Après 8 saisons mouvementées, Carrie Mathison a tiré sa révérence. C’est l’heure du bilan.
Homeland, c’est terminé. La série lancée par Showtime en 2011 a tiré sa révérence au terme d'une saison 8 certes inégale, un peu à l’image du show, mais au final réussi. Centré sur la relation entre Carrie Mathison et Saul Berenson, ce baroud d’honneur ne s’est pas soldé sur la mort (attendue par beaucoup) d’un des deux protagonistes. Au contraire, il nous laisse sur une touche d’espoir et une dernière séquence magnifique (rythmée par le jazz exquis de Kamasi Washington) qui s’achève par Saul tenant un livre écrit par Carrie. Une référence directe aux confessions d’Edward Snowden. Une fin ouverte, aussi, qui pourrait permettre un retour de la série, ce qui n’est toutefois pas du tout à l’ordre du jour.
Ce dernier épisode d’Homeland a eu à coeur de boucler la boucle. Déjà de par son titre, Prisoners of War, qui est le nom américain de la série originale israélienne (Hatufim). Et bien sûr avec cet extrait du message patriotique posthume laissé par Nicholas Brody, dont le fantôme n’a cessé de hanter Carrie. Comme le père de sa fille, Carrie a flirté avec la trahison au cours de cette ultime saison. Mais elle est finalement restée fidèle aux intérêts de son pays, préférant sacrifier son amitié avec Saul. Et sacrifier sa propre vie, en tirant définitivement un trait sur sa fille et son existence aux Etats-Unis. La voilà désormais infiltrée en Russie, où elle remplace en quelque sorte la traductrice russe qui informait Saul et qui a elle aussi été sacrifiée.

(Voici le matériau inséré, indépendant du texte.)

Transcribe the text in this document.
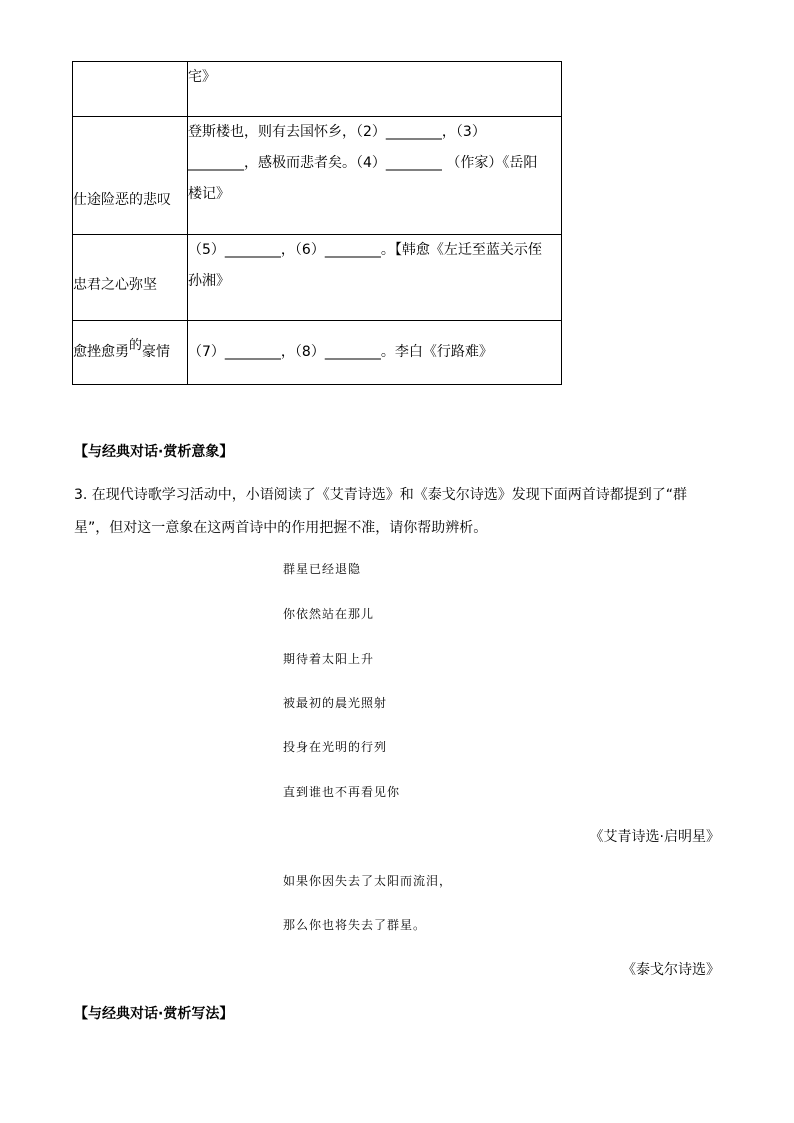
	宅》
仕途险恶的悲叹	登斯楼也，则有去国怀乡，（2）________，（3）
________，感极而悲者矣。（4）________ （作家）《岳阳
楼记》

忠君之心弥坚	（5）________，（6）________。【韩愈《左迁至蓝关示侄
孙湘》

愈挫愈勇的豪情	（7）________，（8）________。李白《行路难》
【与经典对话·赏析意象】
3. 在现代诗歌学习活动中，小语阅读了《艾青诗选》和《泰戈尔诗选》发现下面两首诗都提到了“群
星”，但对这一意象在这两首诗中的作用把握不准，请你帮助辨析。
群星已经退隐
你依然站在那儿
期待着太阳上升
被最初的晨光照射
投身在光明的行列
直到谁也不再看见你
《艾青诗选·启明星》
如果你因失去了太阳而流泪，
那么你也将失去了群星。
《泰戈尔诗选》
【与经典对话·赏析写法】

La question, maintenant, est de savoir où situer Homeland dans le panthéon des séries. Homeland a évité les écueils de son ancêtre et anti-modèle, 24h chrono, elle n’a pas fini en eau de boudin comme Dexter, sa consoeur de Showtime, et n’a pas non plus déchainé la haine de ses fans comme Game of Thrones, l’autre série marquante des années 2010. Mais est-ce véritablement une grande série ?
Indéniablement, elle le fut dans sa première phase. Saluée par la critique, battant des records d’audience chez Showtime, Homeland était alors une série incontournable. De ce qu’elle qu’on adore ou qu’on adore détester. Elle reposait alors sur le duo Carrie Mathison / Nicholas Brody, avec deux interprètes (Claire Danes et Damian Lewis) au sommet de leur art et une écriture fine et complexe qui renvoyait le manichéisme de 24 à la préhistoire. Puis, les auteurs ont pris la décision de tuer Brody. Un choix inéluctable qui a empêché le show de s'enliser dans une intrigue qui ne pouvait plus durer. Mais qui lui a aussi coûté cher.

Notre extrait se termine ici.